# Inspecting trees
[![Open in Colab](https://colab.research.google.com/assets/colab-badge.svg)](https://colab.research.google.com/github/google/yggdrasil-decision-forests/blob/main/documentation/public/docs/tutorial/inspecting_trees.ipynb)


## Setup

In [None]:
pip install ydf -U

In [4]:
import ydf
import numpy as np

## What does it mean to inspect trees?

A decision forest model, such as Random Forest or Gradient Boosted Decision Trees, is a collection of decision trees. A decision tree has "internal nodes" (i.e. nodes with child nodes) and "leaf nodes". Using the `get_tree` and `print_tree` methods, you can inspect the structure of the trees, the conditions and the leaf values.

In this notebook, we train a simple CART model on a synthetic dataset and inspect its tree structure.


## Synthetic dataset

Our dataset is composed of two input features and six examples.

In [5]:
dataset = {
    "x1": np.array([0, 0, 0, 1, 1, 1]),
    "x2": np.array([1, 1, 0, 0, 1, 1]),
    "y": np.array([0, 0, 0, 0, 1, 1]),
}

dataset

{'x1': array([0, 0, 0, 1, 1, 1]),
 'x2': array([1, 1, 0, 0, 1, 1]),
 'y': array([0, 0, 0, 0, 1, 1])}

## Training a model

In [8]:
model = ydf.CartLearner(label="y", min_examples=1, task=ydf.Task.REGRESSION).train(dataset)

model.describe()

Train model on 6 examples
Model trained in 0:00:00.000728


## Plotting the model

The tree of the model is visible in the "structure" tab of `model.describe()`. You can also print trees with the `print_tree` method.

In [9]:
model.print_tree()

'x1' >= 0.5 [score=0.11111 missing=True]
    ├─(pos)─ 'x2' >= 0.5 [score=0.22222 missing=True]
    │        ├─(pos)─ value=1 sd=0
    │        └─(neg)─ value=0 sd=0
    └─(neg)─ value=0 sd=0


## Accessing the tree structure

The `get_tree` and `get_all_trees` methods give access the structure of the trees programmatically.

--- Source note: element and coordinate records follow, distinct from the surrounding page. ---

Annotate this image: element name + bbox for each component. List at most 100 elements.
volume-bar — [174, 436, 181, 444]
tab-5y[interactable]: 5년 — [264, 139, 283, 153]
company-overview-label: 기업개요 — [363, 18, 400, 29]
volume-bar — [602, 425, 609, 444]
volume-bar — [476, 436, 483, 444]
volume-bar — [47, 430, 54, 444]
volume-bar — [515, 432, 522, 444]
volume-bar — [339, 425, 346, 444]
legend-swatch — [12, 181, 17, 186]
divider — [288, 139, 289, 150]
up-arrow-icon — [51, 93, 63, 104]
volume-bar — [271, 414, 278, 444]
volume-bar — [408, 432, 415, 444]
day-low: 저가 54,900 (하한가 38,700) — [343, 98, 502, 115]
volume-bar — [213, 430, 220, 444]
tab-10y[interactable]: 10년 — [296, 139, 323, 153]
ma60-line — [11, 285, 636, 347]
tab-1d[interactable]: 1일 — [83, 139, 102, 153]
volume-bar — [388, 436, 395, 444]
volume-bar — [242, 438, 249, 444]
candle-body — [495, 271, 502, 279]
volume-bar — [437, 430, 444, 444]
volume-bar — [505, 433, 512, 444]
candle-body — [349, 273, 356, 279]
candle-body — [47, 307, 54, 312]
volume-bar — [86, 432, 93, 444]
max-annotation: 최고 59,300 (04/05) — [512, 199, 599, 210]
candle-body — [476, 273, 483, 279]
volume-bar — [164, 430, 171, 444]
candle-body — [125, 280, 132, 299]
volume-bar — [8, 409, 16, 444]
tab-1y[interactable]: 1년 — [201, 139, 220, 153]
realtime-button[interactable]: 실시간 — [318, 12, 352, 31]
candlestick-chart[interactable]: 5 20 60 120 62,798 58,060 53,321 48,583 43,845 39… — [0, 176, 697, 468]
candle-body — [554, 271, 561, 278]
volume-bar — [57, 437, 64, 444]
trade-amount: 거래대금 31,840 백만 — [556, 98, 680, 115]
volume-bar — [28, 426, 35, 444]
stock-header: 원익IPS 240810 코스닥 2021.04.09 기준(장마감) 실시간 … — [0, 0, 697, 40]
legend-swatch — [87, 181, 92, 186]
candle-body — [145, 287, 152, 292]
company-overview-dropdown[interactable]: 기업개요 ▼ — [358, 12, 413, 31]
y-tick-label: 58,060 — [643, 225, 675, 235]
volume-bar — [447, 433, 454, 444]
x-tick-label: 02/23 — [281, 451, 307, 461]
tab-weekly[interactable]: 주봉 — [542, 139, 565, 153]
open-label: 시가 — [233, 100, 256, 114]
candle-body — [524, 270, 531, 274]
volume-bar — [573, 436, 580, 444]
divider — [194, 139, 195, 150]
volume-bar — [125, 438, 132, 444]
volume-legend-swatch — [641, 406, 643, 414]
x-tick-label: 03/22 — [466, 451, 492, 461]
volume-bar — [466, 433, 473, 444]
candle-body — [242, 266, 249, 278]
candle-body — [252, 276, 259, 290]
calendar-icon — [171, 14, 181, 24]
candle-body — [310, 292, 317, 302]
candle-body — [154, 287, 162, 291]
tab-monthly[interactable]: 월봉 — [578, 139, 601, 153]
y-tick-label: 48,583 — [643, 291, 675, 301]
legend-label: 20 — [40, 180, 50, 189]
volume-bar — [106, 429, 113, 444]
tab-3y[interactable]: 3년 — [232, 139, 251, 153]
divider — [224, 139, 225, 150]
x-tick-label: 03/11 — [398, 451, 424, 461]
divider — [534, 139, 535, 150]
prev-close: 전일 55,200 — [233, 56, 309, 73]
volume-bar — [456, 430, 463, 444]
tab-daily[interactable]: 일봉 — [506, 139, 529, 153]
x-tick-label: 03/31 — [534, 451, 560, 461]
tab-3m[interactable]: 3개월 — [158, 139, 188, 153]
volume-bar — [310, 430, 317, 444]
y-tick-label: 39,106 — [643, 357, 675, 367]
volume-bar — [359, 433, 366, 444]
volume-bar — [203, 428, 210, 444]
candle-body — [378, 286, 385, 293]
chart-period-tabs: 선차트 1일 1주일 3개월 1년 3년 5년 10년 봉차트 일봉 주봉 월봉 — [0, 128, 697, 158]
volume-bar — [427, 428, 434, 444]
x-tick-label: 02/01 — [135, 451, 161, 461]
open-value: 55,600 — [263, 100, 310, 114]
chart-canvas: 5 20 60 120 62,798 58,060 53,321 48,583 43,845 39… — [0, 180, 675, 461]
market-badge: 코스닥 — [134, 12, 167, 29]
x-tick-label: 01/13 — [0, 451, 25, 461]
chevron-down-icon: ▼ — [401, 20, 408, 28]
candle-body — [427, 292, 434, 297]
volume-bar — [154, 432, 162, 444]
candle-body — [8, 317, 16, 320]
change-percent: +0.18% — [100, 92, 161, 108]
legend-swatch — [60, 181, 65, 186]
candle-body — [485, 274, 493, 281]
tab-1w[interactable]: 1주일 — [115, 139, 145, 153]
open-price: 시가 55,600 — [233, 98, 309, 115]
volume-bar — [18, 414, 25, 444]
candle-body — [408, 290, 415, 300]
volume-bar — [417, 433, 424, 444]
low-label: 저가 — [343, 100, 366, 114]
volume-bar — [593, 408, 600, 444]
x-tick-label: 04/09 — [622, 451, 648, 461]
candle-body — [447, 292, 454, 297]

**Note:** A CART model only has one tree, so the `tree_idx` argument is set to `0`. For models with multiple trees, the number of trees is available with `model.num_trees()`.

In [11]:
tree = model.get_tree(tree_idx=0)

tree

Tree(root=NonLeaf(value=RegressionValue(num_examples=6.0, value=0.3333333432674408, standard_deviation=0.4714045207910317), condition=NumericalHigherThanCondition(missing=True, score=0.1111111119389534, attribute=1, threshold=0.5), pos_child=NonLeaf(value=RegressionValue(num_examples=3.0, value=0.6666666865348816, standard_deviation=0.4714045207910317), condition=NumericalHigherThanCondition(missing=True, score=0.2222222238779068, attribute=2, threshold=0.5), pos_child=Leaf(value=RegressionValue(num_examples=2.0, value=1.0, standard_deviation=0.0)), neg_child=Leaf(value=RegressionValue(num_examples=1.0, value=0.0, standard_deviation=0.0))), neg_child=Leaf(value=RegressionValue(num_examples=3.0, value=0.0, standard_deviation=0.0))))

Do you recognize the structure of the tree printed above? You can access parts of the tree. For example, you can access the condition on `x2`:

In [12]:
tree.root.pos_child.condition

NumericalHigherThanCondition(missing=True, score=0.2222222238779068, attribute=2, threshold=0.5)

To show the tree in a more readable form, you can use  the `pretty` function.

In [14]:
print(tree.pretty(model.data_spec()))

'x1' >= 0.5 [score=0.11111 missing=True]
    ├─(pos)─ 'x2' >= 0.5 [score=0.22222 missing=True]
    │        ├─(pos)─ value=1 sd=0
    │        └─(neg)─ value=0 sd=0
    └─(neg)─ value=0 sd=0